22 March 2021
In my teaching days working with male students, I regularly got complaints from mothers that their sons often kept them in the dark about issues that they were facing.
Whether it was about learning challenges or relationships, these boys seem unable to share their burdens with those who loved them most.
Some parents wondered if there were special communication or questioning techniques they could use to help their sons share with ease.
But the reality for me was, boys probably told me stuff more easily because I did not have emotional attachment to them. This emotional distance allowed me to let them talk without offering solutions, or feeling the urge to “set things right,” for them.
See, if you are a boy or a girl, and, having a tough time in school, the last thing you need after telling someone at home about your trouble is having to manage their upset reactions.
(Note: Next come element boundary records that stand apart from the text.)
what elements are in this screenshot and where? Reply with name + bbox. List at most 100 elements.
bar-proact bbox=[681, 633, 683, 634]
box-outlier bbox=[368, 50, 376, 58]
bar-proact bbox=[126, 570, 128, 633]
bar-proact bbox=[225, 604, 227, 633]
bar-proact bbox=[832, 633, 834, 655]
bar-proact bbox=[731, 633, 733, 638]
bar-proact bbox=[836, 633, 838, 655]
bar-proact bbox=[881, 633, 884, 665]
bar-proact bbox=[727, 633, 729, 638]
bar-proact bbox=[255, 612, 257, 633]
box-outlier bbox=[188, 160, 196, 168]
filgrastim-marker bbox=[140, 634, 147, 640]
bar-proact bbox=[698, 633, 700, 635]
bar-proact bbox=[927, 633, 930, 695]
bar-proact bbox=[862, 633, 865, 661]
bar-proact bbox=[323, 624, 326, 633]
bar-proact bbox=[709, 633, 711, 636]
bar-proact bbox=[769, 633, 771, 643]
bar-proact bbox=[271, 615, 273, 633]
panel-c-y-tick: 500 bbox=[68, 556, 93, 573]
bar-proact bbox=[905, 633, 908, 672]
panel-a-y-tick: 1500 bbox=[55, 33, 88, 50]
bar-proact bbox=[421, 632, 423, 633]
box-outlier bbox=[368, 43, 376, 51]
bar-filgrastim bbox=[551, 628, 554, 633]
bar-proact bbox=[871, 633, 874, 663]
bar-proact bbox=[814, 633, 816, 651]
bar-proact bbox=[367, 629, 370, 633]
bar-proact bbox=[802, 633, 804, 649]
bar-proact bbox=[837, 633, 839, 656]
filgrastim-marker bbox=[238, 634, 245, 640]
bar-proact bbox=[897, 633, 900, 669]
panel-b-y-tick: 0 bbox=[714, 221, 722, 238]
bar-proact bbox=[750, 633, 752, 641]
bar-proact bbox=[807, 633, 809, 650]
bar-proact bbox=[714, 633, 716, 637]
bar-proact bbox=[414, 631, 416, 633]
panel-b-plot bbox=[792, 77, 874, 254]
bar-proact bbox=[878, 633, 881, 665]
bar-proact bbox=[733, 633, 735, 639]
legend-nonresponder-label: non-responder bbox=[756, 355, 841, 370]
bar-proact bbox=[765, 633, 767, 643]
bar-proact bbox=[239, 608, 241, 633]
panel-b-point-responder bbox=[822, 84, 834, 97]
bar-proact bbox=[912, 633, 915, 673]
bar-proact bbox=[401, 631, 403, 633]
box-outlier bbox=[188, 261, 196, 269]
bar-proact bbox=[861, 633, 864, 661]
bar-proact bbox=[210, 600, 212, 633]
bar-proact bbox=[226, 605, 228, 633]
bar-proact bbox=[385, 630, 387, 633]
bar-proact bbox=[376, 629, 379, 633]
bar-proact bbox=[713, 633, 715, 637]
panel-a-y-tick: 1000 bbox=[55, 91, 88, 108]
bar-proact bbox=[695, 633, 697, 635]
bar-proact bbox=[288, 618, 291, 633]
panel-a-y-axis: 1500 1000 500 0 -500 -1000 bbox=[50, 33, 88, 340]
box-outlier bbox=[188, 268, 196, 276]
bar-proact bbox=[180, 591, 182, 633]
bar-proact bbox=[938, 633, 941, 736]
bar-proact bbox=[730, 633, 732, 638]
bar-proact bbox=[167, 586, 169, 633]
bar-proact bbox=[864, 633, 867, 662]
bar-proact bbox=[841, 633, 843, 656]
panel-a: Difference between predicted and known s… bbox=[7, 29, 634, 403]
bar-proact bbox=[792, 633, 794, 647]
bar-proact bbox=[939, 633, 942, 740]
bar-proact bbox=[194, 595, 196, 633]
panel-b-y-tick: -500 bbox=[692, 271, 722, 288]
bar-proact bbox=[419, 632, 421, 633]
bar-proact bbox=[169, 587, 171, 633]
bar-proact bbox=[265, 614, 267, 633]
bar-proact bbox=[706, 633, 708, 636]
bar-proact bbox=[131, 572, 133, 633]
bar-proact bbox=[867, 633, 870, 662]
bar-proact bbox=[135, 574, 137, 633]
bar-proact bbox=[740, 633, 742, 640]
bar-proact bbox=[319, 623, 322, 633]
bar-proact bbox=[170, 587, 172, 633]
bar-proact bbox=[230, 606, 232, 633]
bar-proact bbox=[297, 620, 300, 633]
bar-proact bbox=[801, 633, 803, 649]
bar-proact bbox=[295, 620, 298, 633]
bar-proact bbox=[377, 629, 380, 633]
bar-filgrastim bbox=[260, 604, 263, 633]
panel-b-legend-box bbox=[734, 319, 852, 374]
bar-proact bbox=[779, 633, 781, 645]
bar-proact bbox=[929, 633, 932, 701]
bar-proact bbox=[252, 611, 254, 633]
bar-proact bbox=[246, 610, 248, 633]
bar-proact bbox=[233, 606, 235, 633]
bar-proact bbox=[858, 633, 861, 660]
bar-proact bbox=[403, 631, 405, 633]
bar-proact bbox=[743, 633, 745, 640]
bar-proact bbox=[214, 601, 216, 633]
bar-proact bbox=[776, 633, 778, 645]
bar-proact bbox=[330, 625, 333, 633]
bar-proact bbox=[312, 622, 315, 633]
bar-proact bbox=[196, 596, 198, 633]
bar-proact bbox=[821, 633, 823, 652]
And even worse than a parent going to school to “solve your problem,” is being told that you should have done this or that, or that the problem you speak about is all in your head.
I’ve learnt not to offer unsolicited advice when a young person speaks to me.
Often times, like birds needing a temporary perch to stand and rest their tired wings, people just need a safe space to bring up what’s hurting them. That space enable them to call up all the hidden demons and laid them out in the light to rest. And we know Light brings clarity and healing.
So as our offspring, nieces and nephews enter Term 2 of the school year, and the older ones take on internships and industrial attachments or even a first job, may we have the wisdom and discipline to hold safe spaces at home for them to articulate the difficulties they meet outside, so that all the aspirations of benefits for themselves and others may take flight.